Yang paling menarik adalah beberapa hari kemudian, harga saham melonjak hingga $200, dan dari kejadian inilah Warren belajar sebuah pelajaran: jangan panik, tetapi tunggu dan yakinlah pada investasi Anda. Setelah itu, pemuda itu pensiun dari pasar saham dan mendapatkan pekerjaan sebagai pengantar koran. Buffett sangat cerdas dan berjiwa wirausaha sehingga ia mulai menghasilkan dua kali lipat dari bosnya sebagai pengantar koran, berkat kemampuannya untuk mengoptimalkan rute dan mendistribusikan koran ke lebih banyak alamat.
Setelah mengumpulkan modal awalnya, Buffett mulai menjual mesin slot. Lebih tepatnya, ia membeli mesin-mesin yang rusak, memperbaikinya, dan memasangnya di berbagai tempat. Dengan cara inilah Buffett mampu membangun bisnis yang sukses dan mendapatkan $10.000 pertamanya.
Pada saat itu, pengusaha sukses tersebut mendaftar di Universitas Columbia, tempat investor terkenal dan pakar pasar saham Benjamin Graham mengajar. Kedua pria itu tidak pernah menemukan titik temu; argumen dan konfrontasi yang terus-menerus hanya memperburuk hubungan mereka. Namun, Graham menghargai pengetahuan Warren dan memberinya satu-satunya nilai yang sangat baik.
Setelah lulus, Warren mencoba bekerja untuk Graham, tetapi Graham menolak. Namun, setahun kemudian, Graham sendiri mengundang Warren untuk bekerja dengannya, dan Warren, pada gilirannya, membuktikan selama enam tahun bekerja dengannya bahwa visinya tentang investasi jauh lebih unggul dan lebih produktif.

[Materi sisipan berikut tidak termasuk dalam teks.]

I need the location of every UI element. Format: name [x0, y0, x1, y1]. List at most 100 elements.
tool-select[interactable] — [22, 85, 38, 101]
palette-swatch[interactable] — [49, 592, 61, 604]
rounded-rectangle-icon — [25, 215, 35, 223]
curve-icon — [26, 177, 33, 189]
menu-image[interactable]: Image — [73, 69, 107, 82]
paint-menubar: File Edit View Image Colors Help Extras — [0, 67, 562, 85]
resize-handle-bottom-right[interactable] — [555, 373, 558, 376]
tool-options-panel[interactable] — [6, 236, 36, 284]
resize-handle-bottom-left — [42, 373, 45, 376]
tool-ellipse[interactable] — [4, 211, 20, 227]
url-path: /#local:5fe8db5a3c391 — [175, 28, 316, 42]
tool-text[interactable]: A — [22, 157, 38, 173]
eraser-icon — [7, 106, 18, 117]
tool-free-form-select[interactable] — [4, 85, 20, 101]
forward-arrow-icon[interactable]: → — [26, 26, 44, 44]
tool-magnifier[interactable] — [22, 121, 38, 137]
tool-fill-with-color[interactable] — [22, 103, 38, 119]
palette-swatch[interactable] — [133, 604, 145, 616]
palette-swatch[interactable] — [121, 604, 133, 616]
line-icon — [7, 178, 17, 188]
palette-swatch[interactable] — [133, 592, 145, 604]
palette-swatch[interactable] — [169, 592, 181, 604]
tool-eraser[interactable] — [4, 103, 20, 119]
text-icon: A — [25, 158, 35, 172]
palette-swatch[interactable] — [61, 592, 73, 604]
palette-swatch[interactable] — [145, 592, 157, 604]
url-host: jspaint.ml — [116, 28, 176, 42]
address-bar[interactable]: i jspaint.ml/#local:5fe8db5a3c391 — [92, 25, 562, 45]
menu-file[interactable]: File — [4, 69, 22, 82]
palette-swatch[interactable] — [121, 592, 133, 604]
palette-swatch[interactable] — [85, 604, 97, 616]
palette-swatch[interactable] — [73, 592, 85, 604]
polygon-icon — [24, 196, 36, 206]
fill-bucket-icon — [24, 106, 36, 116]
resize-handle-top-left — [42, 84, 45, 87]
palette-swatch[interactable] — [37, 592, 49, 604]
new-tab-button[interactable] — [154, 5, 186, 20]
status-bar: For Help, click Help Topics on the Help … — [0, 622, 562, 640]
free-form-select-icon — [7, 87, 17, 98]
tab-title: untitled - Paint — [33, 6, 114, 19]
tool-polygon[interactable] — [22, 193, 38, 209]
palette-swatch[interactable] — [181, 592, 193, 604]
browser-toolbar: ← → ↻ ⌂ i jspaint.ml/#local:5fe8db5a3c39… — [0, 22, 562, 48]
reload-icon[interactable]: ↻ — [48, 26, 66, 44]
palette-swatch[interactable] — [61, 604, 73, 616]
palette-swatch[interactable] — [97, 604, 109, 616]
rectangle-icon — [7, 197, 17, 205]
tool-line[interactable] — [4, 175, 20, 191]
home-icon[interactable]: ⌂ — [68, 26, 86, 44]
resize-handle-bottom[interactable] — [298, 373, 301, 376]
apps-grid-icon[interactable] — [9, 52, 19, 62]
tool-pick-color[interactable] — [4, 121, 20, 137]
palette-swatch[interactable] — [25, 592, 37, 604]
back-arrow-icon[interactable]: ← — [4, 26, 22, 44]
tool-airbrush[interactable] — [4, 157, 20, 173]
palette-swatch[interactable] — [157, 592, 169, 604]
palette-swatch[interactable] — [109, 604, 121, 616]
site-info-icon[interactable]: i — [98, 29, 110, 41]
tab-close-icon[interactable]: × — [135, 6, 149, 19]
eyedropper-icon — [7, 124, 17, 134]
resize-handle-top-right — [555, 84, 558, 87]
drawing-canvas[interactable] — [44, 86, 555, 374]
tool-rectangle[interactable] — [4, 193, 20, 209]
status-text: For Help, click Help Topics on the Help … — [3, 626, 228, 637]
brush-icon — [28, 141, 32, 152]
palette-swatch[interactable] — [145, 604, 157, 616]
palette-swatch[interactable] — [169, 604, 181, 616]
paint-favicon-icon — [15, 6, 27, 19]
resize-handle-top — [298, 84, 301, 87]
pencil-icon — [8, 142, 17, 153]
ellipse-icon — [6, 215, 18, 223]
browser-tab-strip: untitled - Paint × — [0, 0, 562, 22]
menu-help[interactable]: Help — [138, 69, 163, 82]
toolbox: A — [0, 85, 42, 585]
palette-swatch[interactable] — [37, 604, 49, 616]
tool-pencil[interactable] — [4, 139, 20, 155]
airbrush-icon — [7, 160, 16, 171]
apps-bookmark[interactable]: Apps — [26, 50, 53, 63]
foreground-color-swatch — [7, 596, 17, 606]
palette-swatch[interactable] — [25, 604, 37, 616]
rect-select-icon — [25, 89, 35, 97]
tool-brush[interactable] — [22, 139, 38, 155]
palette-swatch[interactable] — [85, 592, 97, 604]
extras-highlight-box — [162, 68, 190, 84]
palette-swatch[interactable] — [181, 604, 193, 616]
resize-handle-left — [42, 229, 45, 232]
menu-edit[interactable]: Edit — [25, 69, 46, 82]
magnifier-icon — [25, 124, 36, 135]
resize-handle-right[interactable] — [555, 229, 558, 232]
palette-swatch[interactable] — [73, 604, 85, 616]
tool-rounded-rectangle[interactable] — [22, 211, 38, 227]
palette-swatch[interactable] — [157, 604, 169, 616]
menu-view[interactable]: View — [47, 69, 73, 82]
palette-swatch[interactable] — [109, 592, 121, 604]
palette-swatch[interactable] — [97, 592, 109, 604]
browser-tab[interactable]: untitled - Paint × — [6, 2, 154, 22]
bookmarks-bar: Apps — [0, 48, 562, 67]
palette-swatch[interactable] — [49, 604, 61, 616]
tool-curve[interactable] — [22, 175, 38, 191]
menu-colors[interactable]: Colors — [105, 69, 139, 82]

Hanya dalam waktu enam tahun, Buffett menghasilkan $140.000 dan membuka reksa dana miliknya sendiri. Reksa dana tersebut sangat sukses sehingga uang terus mengalir masuk, dan prinsip utamanya untuk berinvestasi di perusahaan dengan tim manajemen yang kuat membuahkan hasil yang sangat menguntungkan.
Setelah 12 tahun, aset dana tersebut bernilai $102 juta. Buffett hanya berinvestasi di perusahaan yang disukainya secara pribadi. Misalnya, jika dia menyukai Coca-Cola, dia akan membeli sahamnya; jika dia senang membaca Washington Post, dia akan membeli sahamnya.
Investasi Warren Buffett yang paling sukses, yang membuatnya menjadi miliarder, adalah di bisnis asuransi. Ia mengakuisisi lima perusahaan asuransi terbesar, menjadikannya salah satu orang terkaya di dunia. Buffett bukan hanya seorang pengusaha hebat tetapi juga seorang filantropis, karena dalam wasiatnya, ia meninggalkan 99 persen warisannya untuk amal.